Dans la société de l’image qui est désormais la nôtre, on ne communique plus de la même façon qu’il y a dix ou vingt ans. Les messages doivent être courts, percutants et, de préférence, visuels. On aime les slogans, les hashtags, les phrases incisives, les images coups de poing, les buzz… Pour faire passer un message politique ou autre, il faut que ça claque, que ça marque les esprits au fer rouge en un laps de temps ultra rapide.
Les pays occidentaux sont désormais rompus à l’exercice de cette nouvelle «dictature» de l’image et la sphère politique a bien compris l’enjeu qu’il y avait à dépoussiérer sa manière de communiquer pour investir de nouveaux canaux de communication et adopter un nouveau style de communication. Les mouvements féministes n’échappent pas à cette mue et ont su surfer sur cette nouvelle vague, venue d’outre-Atlantique, avec le mouvement MeToo né sur Twitter.
Au Maroc, le mouvement féministe, qui s’essoufflait pendant un temps, peinant à trouver son public faute de s’adapter aux nouveaux moyens de communication, retrouve une nouvelle vigueur avec la jeune génération. Preuve en est la nouvelle campagne orchestrée de main de maître-sse par la réalisatrice Sonia Terrab, «Bghatha Lwa9t», qui se trouve être riche en enseignements.
Fondatrice avec Leila Slimani du collectif Moroccan Outlaws, la jeune femme s’inscrit dans cette nouvelle mouvance qui articule son combat autour des libertés individuelles et non plus seulement du féminisme, et qui adopte les codes du moment pour faire porter son discours. C’est là une différence de taille avec nos aînées, frileuses à élargir leur combat aux libertés individuelles et, aujourd’hui encore, peu adeptes des nouvelles technologies.
Ainsi, le message féministe, véhiculé naguère par quelques magazines féminins francophones réservés à une élite, s’est peu à peu dissous à mesure que la presse écrite se délitait. Porté à bout de bras par les femmes extraordinaires qui composent la société civile marocaine et qui ont consacré leur vie à cet engagement nécessaire, ce mouvement manquait toutefois d’une chose essentielle: un visage connu, voire même plusieurs, pour l’incarner.
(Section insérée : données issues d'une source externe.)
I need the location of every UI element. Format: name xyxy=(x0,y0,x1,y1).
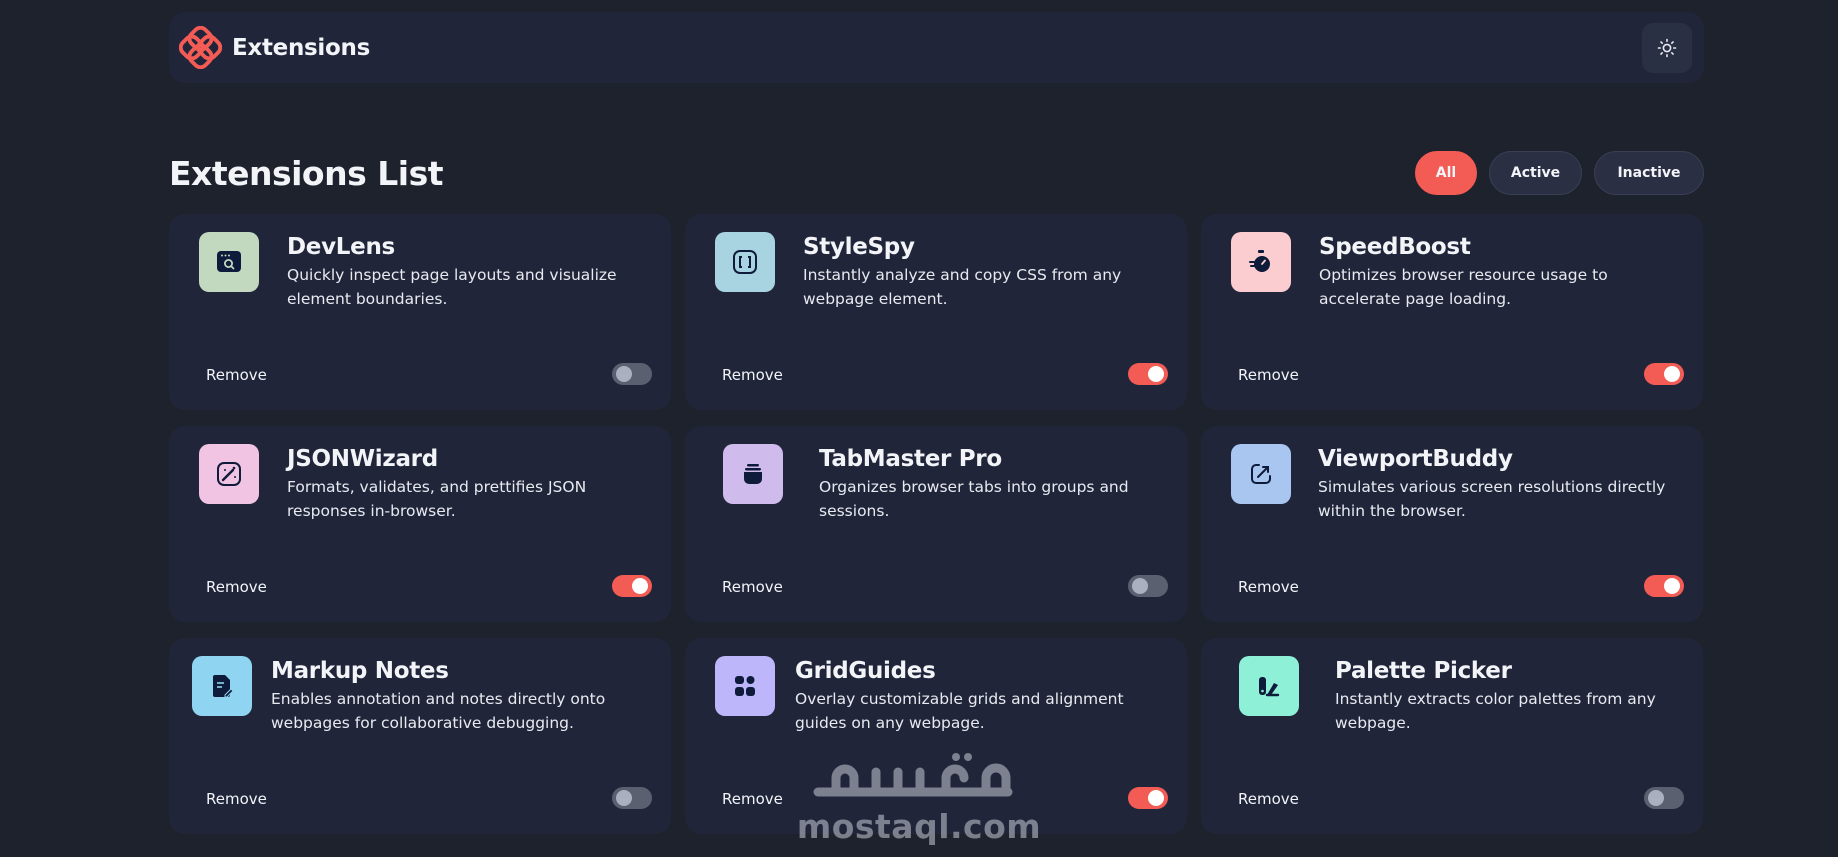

Et ça, Sonia Terrab l’a bien compris. Inspirée par le mouvement MeToo, qui n’aurait jamais pu atteindre de telles proportions s’il n’avait pas été incarné par les célébrités féminines d’Hollywood, la jeune femme a compris tout l’enjeu du nouveau combat sociétal qui se joue actuellement au Maroc: faire incarner la cause par des stars, de tous les âges et de différents domaines, pour atteindre deux objectifs liés à la médiatisation du sujet et la sensibilisation de toutes les populations.
Rien de nouveau dans cette façon de faire, certes, car en matière de militantisme, de politique ou de publicité, pour vendre un produit, on soigne son emballage et on y associe une star. Mais au Maroc, la chose n’est pas si aisée... Être féministe et le revendiquer, c’est une chose. Mais se ranger sous la bannière des libertés individuelles, c’est une tout autre affaire. C’est être prêt à se faire beaucoup d’ennemis et se préparer à affronter une déferlante de haine sur les réseaux sociaux. C’est là où la campagne «Bghatha Lwa9t» innove.
Pour la première fois, des actrices, des influenceuses et une rappeuse sortent du bois pour nous parler ouvertement de droit à l’avortement, d’égalité dans l’héritage, de droit de garde des enfants, de fin de l’interdiction des relations sexuelles... Et ça, ce n’est pas rien.
Ces sujets, qui faisaient naguère l’objet de joutes passionnées entre militants et politiciens, sont désormais portés par des artistes féminines qui acceptent ainsi d’endosser tout le pouvoir que leur confère leur statut d’artiste, en le mettant au service de causes qui en valent la peine et en le faisant pénétrer à l’intérieur des chaumières.
Ce premier pas n’est pas à négliger, car nombreuses sont les personnalités publiques marocaines qui craignent de perdre leur public, leurs appuis, leurs sponsors si d’aventure elles jouaient trop la carte de la modernité et des libertés. Nombreux sont ceux qui mènent une vie à l’opposé du personnage public qu’ils donnent à voir, car il ne faut pas choquer au risque de devenir un paria, montré du doigt par la frange conservatrice du pays qui, elle, contrairement à nos féministes de naguère, maîtrise à la perfection l’arme des réseaux sociaux.
Alors, bravo à ces femmes courageuses prêtes à prendre ce risque pour un Maroc meilleur où les libertés individuelles auront toutes leur place. En devenant le visage de causes essentielles, en incarnant ces libertés, ces artistes nous rappellent un essentiel: l’art a toujours été la meilleure arme pour combattre l’obscurantisme.